Дядя Агигульф заскрежетал зубами. Потом дядя Агигульф прочь пошел, а мне стало интересно: на что там Багмс загляделся, и я подошел к тому месту на краю поля, где он с моим отцом стоял.
Пшеница уже проросла, и зеленые ростки хорошо означили порушенную борозду.
Вечером я спросил отца, что такого Багмс-раб сказал, что он, Тарасмунд, засмеялся. Тарасмунд сказал: Багмс говорит - орарь, должно быть, за девкой погнался.
Дядя Агигульф на отца моего обижался и все чаще проводил время то у Валамира, то у Гизарны.
КАК ТАРАСМУНД БАГМСА-ГЕПИДА В ИСТИННУЮ ВЕРУ ОБРАЩАЛ
Вскоре после того, как отец мой Тарасмунд с Багмсом из похода пришел, настало время покоса. Тут-то и показал себя Багмс. Обычно как покос - так по вечерам мы все от усталости с ног валимся. Надо успеть скосить, пока солнце еще траву не пожгло.
Мать моя Гизела даже простила Багмсу его прожорливость. Тем более, что отцов раб не просил еды, только глядел вечно голодными глазами и заглатывал все, что ему давали. А не давали - так и молчал.
Говорят, что гепиды в бою мечом безумствуют. А отцов Багмс на покосе косой умствовал. Даже дедушка Рагнарис им любовался, хотя виду не показывал.
Тарасмунд поглядел, как Багмс косит, подумал и поставил гепида самые неудобные участки обкашивать - послал его к Большому Камню и к Старой Балке. В другие годы нас с Гизульфом посылали эти места серпом обжинать, потому что отец не успевал везде поспеть, а дядя Агигульф - тот больше косу правил, чем косил.

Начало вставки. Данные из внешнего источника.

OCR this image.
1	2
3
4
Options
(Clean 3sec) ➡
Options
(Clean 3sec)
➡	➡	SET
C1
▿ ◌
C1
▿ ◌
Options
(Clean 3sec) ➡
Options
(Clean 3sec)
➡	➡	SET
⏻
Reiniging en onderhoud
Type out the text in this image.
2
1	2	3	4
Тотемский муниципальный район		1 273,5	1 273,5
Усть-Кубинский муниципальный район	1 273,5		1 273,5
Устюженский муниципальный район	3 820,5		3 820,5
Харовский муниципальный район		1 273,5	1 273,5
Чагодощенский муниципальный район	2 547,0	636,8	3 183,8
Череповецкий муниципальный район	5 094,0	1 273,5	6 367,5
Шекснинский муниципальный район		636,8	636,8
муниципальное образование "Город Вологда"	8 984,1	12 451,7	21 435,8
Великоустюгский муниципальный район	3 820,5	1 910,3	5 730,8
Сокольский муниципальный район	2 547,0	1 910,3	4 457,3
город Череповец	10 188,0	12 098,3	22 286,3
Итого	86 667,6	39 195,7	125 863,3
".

И на попреки ворчал, что он не златоделец.
В прошлом и позапрошлом году роду Рагнариса хорошие участки под покос давали. А в нынешнем сколько дедушка Рагнарис с Тарасмундом и Агигульфом на тинге глотку ни драли, а участок нам выделили такой, что все трое старших потом несколько дней между собой не разговаривали.

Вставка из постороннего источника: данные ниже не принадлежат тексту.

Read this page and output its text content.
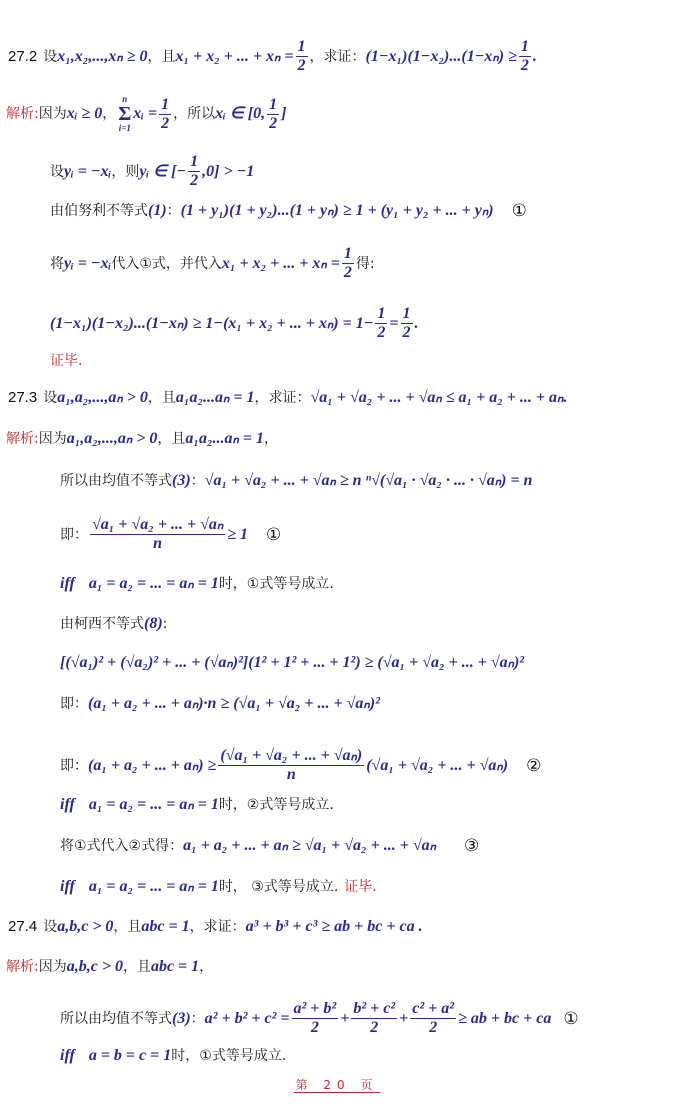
27.2 设 x₁,x₂,...,xₙ ≥ 0 ，且 x₁ + x₂ + ... + $x_n = \frac{1}{2}$ ，求证： $(1-x_1)(1-x_2)...(1-x_n) \ge \frac{1}{2}$ .
解析: 因为 xᵢ ≥ 0 ，
n
Σ
i=1
xᵢ = $\frac{1}{2}$ ，所以 xᵢ ∈ [0, $\frac{1}{2}$ ]
设 yᵢ = −xᵢ ，则 yᵢ ∈ [− $\frac{1}{2} ,0] > -1$
由伯努利不等式 (1) ： (1 + y₁)(1 + y₂)...(1 + yₙ) ≥ 1 + (y₁ + y₂ + ... + yₙ) ①
将 yᵢ = −xᵢ 代入①式，并代入 x₁ + x₂ + ... + $x_n = \frac{1}{2}$ 得:
(1−x₁)(1−x₂)...(1−xₙ) ≥ 1−(x₁ + x₂ + ... + $x_n) = 1- \frac{1}{2} = \frac{1}{2}$ .
证毕.
27.3 设 a₁,a₂,...,aₙ > 0 ，且 a₁a₂...aₙ = 1 ，求证： √a₁ + √a₂ + ... + √aₙ ≤ a₁ + a₂ + ... + aₙ.
解析: 因为 a₁,a₂,...,aₙ > 0 ，且 a₁a₂...aₙ = 1 ，
所以由均值不等式 (3) ： √a₁ + √a₂ + ... + √aₙ ≥ n ⁿ√(√a₁ · √a₂ · ... · √aₙ) = n
即： $\frac{\text{√a₁ + √a₂ + ... + √aₙ}}{n} \ge 1$ ①
iff a₁ = a₂ = ... = aₙ = 1 时，①式等号成立.
由柯西不等式 (8) :
[(√a₁)² + (√a₂)² + ... + (√aₙ)²](1² + 1² + ... + 1²) ≥ (√a₁ + √a₂ + ... + √aₙ)²
即： (a₁ + a₂ + ... + aₙ)·n ≥ (√a₁ + √a₂ + ... + √aₙ)²
即： (a₁ + a₂ + ... + $a_n) \ge \frac{\text{(√a₁ + √a₂ + ... + √aₙ)}}{n} (√a_1 + √a_2$ + ... + √aₙ) ②
iff a₁ = a₂ = ... = aₙ = 1 时，②式等号成立.
将①式代入②式得： a₁ + a₂ + ... + aₙ ≥ √a₁ + √a₂ + ... + √aₙ ③
iff a₁ = a₂ = ... = aₙ = 1 时， ③式等号成立. 证毕.
27.4 设 a,b,c > 0 ，且 abc = 1 ，求证： a³ + b³ + c³ ≥ ab + bc + ca .
解析: 因为 a,b,c > 0 ，且 abc = 1 ，
所以由均值不等式 (3) ： $a^2 + b^2 + c^2 = \frac{\text{a² + b²}}{2} + \frac{\text{b² + c²}}{2} + \frac{\text{c² + a²}}{2}$ ≥ ab + bc + ca ①
iff a = b = c = 1 时，①式等号成立.
第 20 页
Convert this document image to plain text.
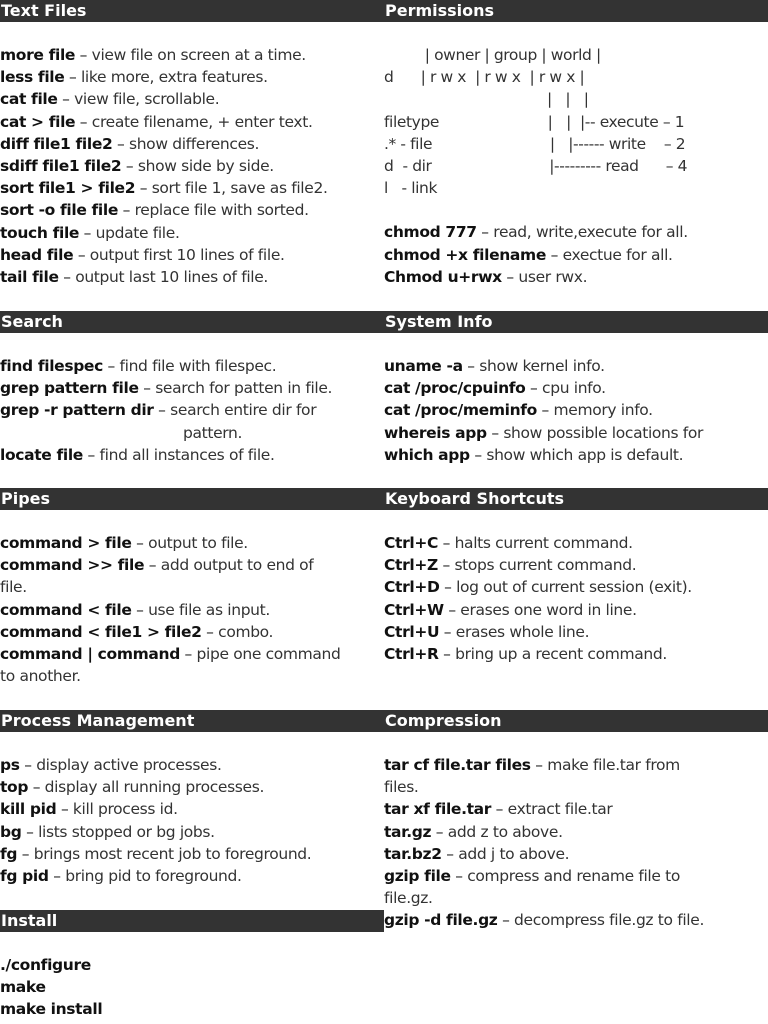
Text Files
more file – view file on screen at a time.
less file – like more, extra features.
cat file – view file, scrollable.
cat > file – create filename, + enter text.
diff file1 file2 – show differences.
sdiff file1 file2 – show side by side.
sort file1 > file2 – sort file 1, save as file2.
sort -o file file – replace file with sorted.
touch file – update file.
head file – output first 10 lines of file.
tail file – output last 10 lines of file.
Search
find filespec – find file with filespec.
grep pattern file – search for patten in file.
grep -r pattern dir – search entire dir for
pattern.
locate file – find all instances of file.
Pipes
command > file – output to file.
command >> file – add output to end of
file.
command < file – use file as input.
command < file1 > file2 – combo.
command | command – pipe one command
to another.
Process Management
ps – display active processes.
top – display all running processes.
kill pid – kill process id.
bg – lists stopped or bg jobs.
fg – brings most recent job to foreground.
fg pid – bring pid to foreground.
Install
./configure
make
make install
Permissions
| owner | group | world |
d      | r w x  | r w x  | r w x |
|   |   |
filetype                        |   |  |-- execute – 1
.* - file                          |   |------ write    – 2
d  - dir                          |--------- read      – 4
l   - link
chmod 777 – read, write,execute for all.
chmod +x filename – exectue for all.
Chmod u+rwx – user rwx.
System Info
uname -a – show kernel info.
cat /proc/cpuinfo – cpu info.
cat /proc/meminfo – memory info.
whereis app – show possible locations for
which app – show which app is default.
Keyboard Shortcuts
Ctrl+C – halts current command.
Ctrl+Z – stops current command.
Ctrl+D – log out of current session (exit).
Ctrl+W – erases one word in line.
Ctrl+U – erases whole line.
Ctrl+R – bring up a recent command.
Compression
tar cf file.tar files – make file.tar from
files.
tar xf file.tar – extract file.tar
tar.gz – add z to above.
tar.bz2 – add j to above.
gzip file – compress and rename file to
file.gz.
gzip -d file.gz – decompress file.gz to file.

Хороший покос получил наш сосед Агигульф, что у храма Бога Единого живет, родич наш новый, что ныне Ахме-дурачку вместо отца. Так что на нашем старом покосе Агигульф - отец кривой Фрумо с Ахмой-дурачком хозяйничают.
Багмс - он был какой? Ему главное показать, что нужно делать, а дальше самое трудное - вовремя остановить Багмса. Отец меня посылал, чтобы я Багмса останавливал. Гизульф дразнил меня за это "гепидом".
Когда настал воскресный день, отец мой Тарасмунд с матерью моей Гизелой велел мне и моему брату Гизульфу омыть с себя грязь и идти в храм Бога Единого, а работать в этот день не велел. Сказал, что грех. За это я еще больше полюбил Бога Единого.
Дедушка Рагнарис с отцом долго ругался, но отец, как всегда, стоял на своем и нас с братом от работы отстоял.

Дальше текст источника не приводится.